The Nanny Diaries Ghastly view of the home life of New York’s rich elite, written by two women who nannied for the rich in NY.  Good depiction of desperate preschooler, too.

Navidad Mágica en Oaxaca/ Magical Christmas in Oaxaca (Mary J. Andrade) Coffee-table book with photos, text and poems (in English and Spanish) celebrating the culture and craft of Oaxacan Christmas (including carved radishes, dioramas made of thousands of flowers and corn husks, traditional dances, etc.) 

The No. 1 Ladies’ Detective Agency (Alexander McCall) Fun mystery stories set in Botswana.

The Plains of Passage (Auel) Good!  A real fur-ripper.  Lots of tall grass on the periglacial steppes.  Many lands traversed and peoples encountered.

Plan B: Further Thoughts on Faith (Anne Lamott) Good. 
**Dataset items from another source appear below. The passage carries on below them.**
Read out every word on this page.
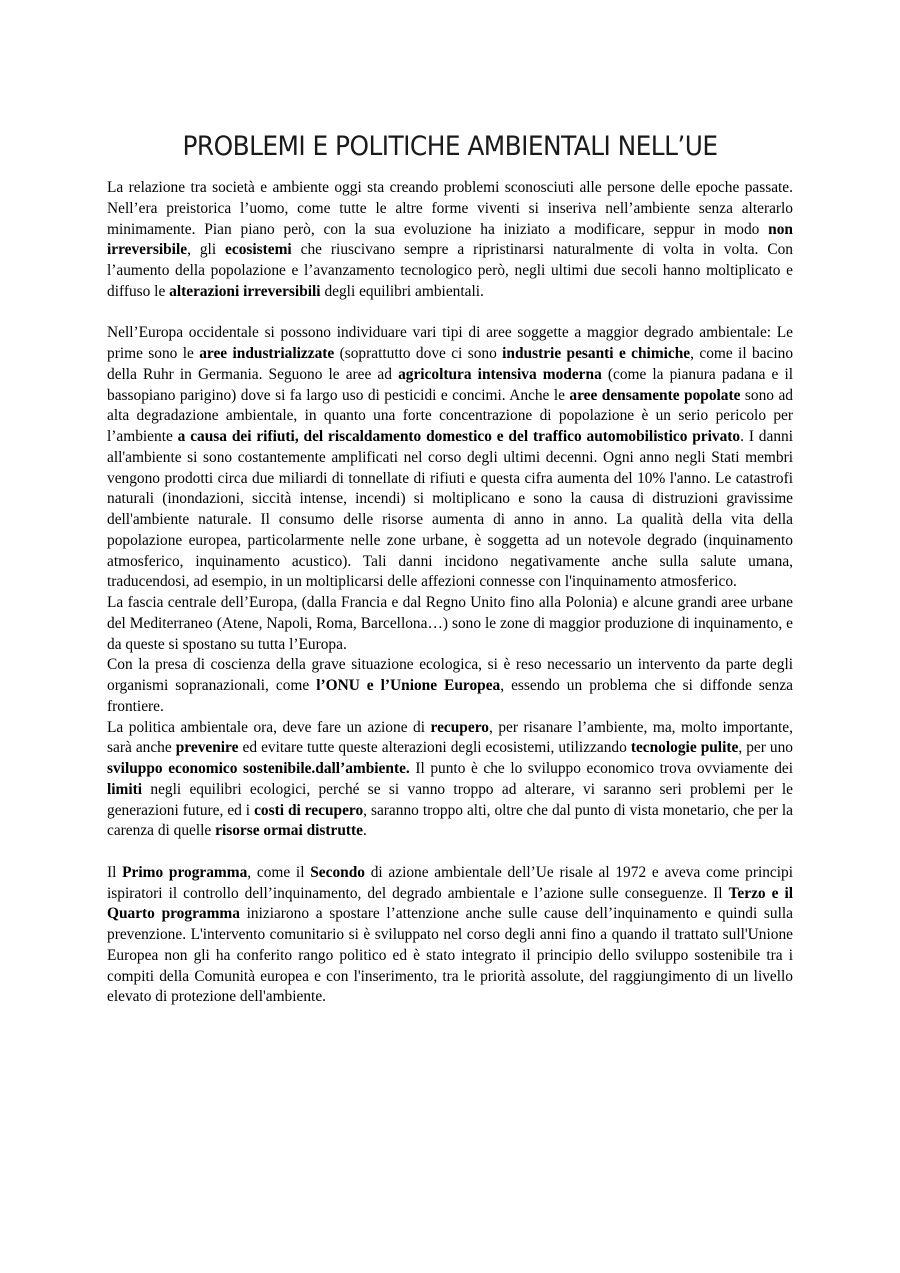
PROBLEMI E POLITICHE AMBIENTALI NELL’UE

La relazione tra società e ambiente oggi sta creando problemi sconosciuti alle persone delle epoche passate. Nell’era preistorica l’uomo, come tutte le altre forme viventi si inseriva nell’ambiente senza alterarlo minimamente. Pian piano però, con la sua evoluzione ha iniziato a modificare, seppur in modo non irreversibile, gli ecosistemi che riuscivano sempre a ripristinarsi naturalmente di volta in volta. Con l’aumento della popolazione e l’avanzamento tecnologico però, negli ultimi due secoli hanno moltiplicato e diffuso le alterazioni irreversibili degli equilibri ambientali.

Nell’Europa occidentale si possono individuare vari tipi di aree soggette a maggior degrado ambientale: Le prime sono le aree industrializzate (soprattutto dove ci sono industrie pesanti e chimiche, come il bacino della Ruhr in Germania. Seguono le aree ad agricoltura intensiva moderna (come la pianura padana e il bassopiano parigino) dove si fa largo uso di pesticidi e concimi. Anche le aree densamente popolate sono ad alta degradazione ambientale, in quanto una forte concentrazione di popolazione è un serio pericolo per l’ambiente a causa dei rifiuti, del riscaldamento domestico e del traffico automobilistico privato. I danni all'ambiente si sono costantemente amplificati nel corso degli ultimi decenni. Ogni anno negli Stati membri vengono prodotti circa due miliardi di tonnellate di rifiuti e questa cifra aumenta del 10% l'anno. Le catastrofi naturali (inondazioni, siccità intense, incendi) si moltiplicano e sono la causa di distruzioni gravissime dell'ambiente naturale. Il consumo delle risorse aumenta di anno in anno. La qualità della vita della popolazione europea, particolarmente nelle zone urbane, è soggetta ad un notevole degrado (inquinamento atmosferico, inquinamento acustico). Tali danni incidono negativamente anche sulla salute umana, traducendosi, ad esempio, in un moltiplicarsi delle affezioni connesse con l'inquinamento atmosferico.

La fascia centrale dell’Europa, (dalla Francia e dal Regno Unito fino alla Polonia) e alcune grandi aree urbane del Mediterraneo (Atene, Napoli, Roma, Barcellona…) sono le zone di maggior produzione di inquinamento, e da queste si spostano su tutta l’Europa.

Con la presa di coscienza della grave situazione ecologica, si è reso necessario un intervento da parte degli organismi sopranazionali, come l’ONU e l’Unione Europea, essendo un problema che si diffonde senza frontiere.

La politica ambientale ora, deve fare un azione di recupero, per risanare l’ambiente, ma, molto importante, sarà anche prevenire ed evitare tutte queste alterazioni degli ecosistemi, utilizzando tecnologie pulite, per uno sviluppo economico sostenibile.dall’ambiente. Il punto è che lo sviluppo economico trova ovviamente dei limiti negli equilibri ecologici, perché se si vanno troppo ad alterare, vi saranno seri problemi per le generazioni future, ed i costi di recupero, saranno troppo alti, oltre che dal punto di vista monetario, che per la carenza di quelle risorse ormai distrutte.

Il Primo programma, come il Secondo di azione ambientale dell’Ue risale al 1972 e aveva come principi ispiratori il controllo dell’inquinamento, del degrado ambientale e l’azione sulle conseguenze. Il Terzo e il Quarto programma iniziarono a spostare l’attenzione anche sulle cause dell’inquinamento e quindi sulla prevenzione. L'intervento comunitario si è sviluppato nel corso degli anni fino a quando il trattato sull'Unione Europea non gli ha conferito rango politico ed è stato integrato il principio dello sviluppo sostenibile tra i compiti della Comunità europea e con l'inserimento, tra le priorità assolute, del raggiungimento di un livello elevato di protezione dell'ambiente.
Running with Scissors (Augusten Burroughs) Extremely disturbing, morbidly fascinating story of boy whose psychotic mom sends him to live with her insane psychiatrist in his house of horrors. 

Shelters of Stone (Jean M. Auel)  Ayla meets and wows Jondalar’s family and Cave, attends the Summer Meeting, is lured toward a career in the zelandonia, and finally gives birth do daughter Jonayla on practically the last page. 
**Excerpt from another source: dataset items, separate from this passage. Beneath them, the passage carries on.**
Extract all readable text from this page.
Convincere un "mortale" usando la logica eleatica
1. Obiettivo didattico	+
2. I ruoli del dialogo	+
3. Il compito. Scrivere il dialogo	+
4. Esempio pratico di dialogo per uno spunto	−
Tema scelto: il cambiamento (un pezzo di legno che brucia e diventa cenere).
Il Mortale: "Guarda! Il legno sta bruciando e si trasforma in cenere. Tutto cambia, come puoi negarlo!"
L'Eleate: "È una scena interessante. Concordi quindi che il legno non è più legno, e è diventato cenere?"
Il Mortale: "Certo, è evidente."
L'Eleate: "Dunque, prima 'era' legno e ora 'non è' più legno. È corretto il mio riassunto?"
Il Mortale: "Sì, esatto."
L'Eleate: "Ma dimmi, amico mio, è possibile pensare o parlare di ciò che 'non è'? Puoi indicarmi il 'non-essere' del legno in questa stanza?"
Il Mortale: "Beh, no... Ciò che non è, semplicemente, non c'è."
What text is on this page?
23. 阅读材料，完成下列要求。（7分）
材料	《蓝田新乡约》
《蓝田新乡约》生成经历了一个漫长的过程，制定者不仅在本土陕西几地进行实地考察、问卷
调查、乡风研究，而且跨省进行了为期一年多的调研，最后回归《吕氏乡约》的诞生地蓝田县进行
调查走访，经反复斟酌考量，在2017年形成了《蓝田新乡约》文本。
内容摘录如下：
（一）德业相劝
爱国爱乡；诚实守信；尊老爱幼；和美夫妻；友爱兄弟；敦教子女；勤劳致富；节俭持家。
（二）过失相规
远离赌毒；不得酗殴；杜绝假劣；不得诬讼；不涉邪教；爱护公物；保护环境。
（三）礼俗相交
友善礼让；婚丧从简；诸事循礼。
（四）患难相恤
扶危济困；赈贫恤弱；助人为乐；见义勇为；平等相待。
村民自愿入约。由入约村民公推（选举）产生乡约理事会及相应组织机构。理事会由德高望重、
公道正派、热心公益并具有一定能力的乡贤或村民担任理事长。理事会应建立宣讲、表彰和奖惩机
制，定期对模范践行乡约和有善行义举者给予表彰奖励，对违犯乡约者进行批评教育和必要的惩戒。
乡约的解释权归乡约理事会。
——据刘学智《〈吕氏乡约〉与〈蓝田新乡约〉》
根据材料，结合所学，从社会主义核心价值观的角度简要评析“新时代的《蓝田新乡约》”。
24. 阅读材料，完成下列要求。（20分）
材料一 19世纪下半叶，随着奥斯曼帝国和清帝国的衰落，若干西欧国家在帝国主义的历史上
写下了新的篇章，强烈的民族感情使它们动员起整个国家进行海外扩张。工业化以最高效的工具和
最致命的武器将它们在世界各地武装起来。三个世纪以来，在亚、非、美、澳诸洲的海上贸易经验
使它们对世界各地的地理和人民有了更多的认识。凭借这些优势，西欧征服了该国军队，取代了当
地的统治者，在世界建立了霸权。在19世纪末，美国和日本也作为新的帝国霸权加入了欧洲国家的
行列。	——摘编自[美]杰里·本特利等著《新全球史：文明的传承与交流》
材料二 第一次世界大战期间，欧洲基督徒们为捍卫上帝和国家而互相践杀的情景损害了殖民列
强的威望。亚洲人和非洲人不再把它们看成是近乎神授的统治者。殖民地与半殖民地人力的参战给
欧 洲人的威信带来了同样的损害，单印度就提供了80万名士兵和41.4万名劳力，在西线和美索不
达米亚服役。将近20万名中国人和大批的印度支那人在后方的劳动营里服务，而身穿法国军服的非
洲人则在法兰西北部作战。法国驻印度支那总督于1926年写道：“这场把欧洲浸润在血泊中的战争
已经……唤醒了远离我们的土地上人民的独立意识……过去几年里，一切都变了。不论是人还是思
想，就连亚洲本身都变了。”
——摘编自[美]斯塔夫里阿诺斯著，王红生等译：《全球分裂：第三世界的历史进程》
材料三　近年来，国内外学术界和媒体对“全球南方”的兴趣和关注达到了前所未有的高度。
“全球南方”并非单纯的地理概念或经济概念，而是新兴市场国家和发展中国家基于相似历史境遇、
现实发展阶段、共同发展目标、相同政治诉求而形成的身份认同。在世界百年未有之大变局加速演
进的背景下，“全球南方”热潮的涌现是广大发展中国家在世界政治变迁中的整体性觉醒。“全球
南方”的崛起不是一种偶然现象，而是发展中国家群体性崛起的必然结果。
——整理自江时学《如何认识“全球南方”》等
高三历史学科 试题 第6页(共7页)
Tender at the bone : growing up at the table (Ruth Reichl)

Treehouses of the World (Nelson/Kurzaj) So tantalizing!  Wonderful pictures of insides and outsides of cool treehouses, mostly in the States and England but a few others, most professionally made.

Trouble in Transylvania (Barbara Wilson) Cassandra Reilly, itinerant translator, gets the travel itch and winds up in Budapest for a while and then in the Carpathians at a mineral spa that’s seen better times, and where the proprietor has just died suspiciously.  Lots of good modern history and linguistic speculations, plus Cassandra’s queer.  Fun!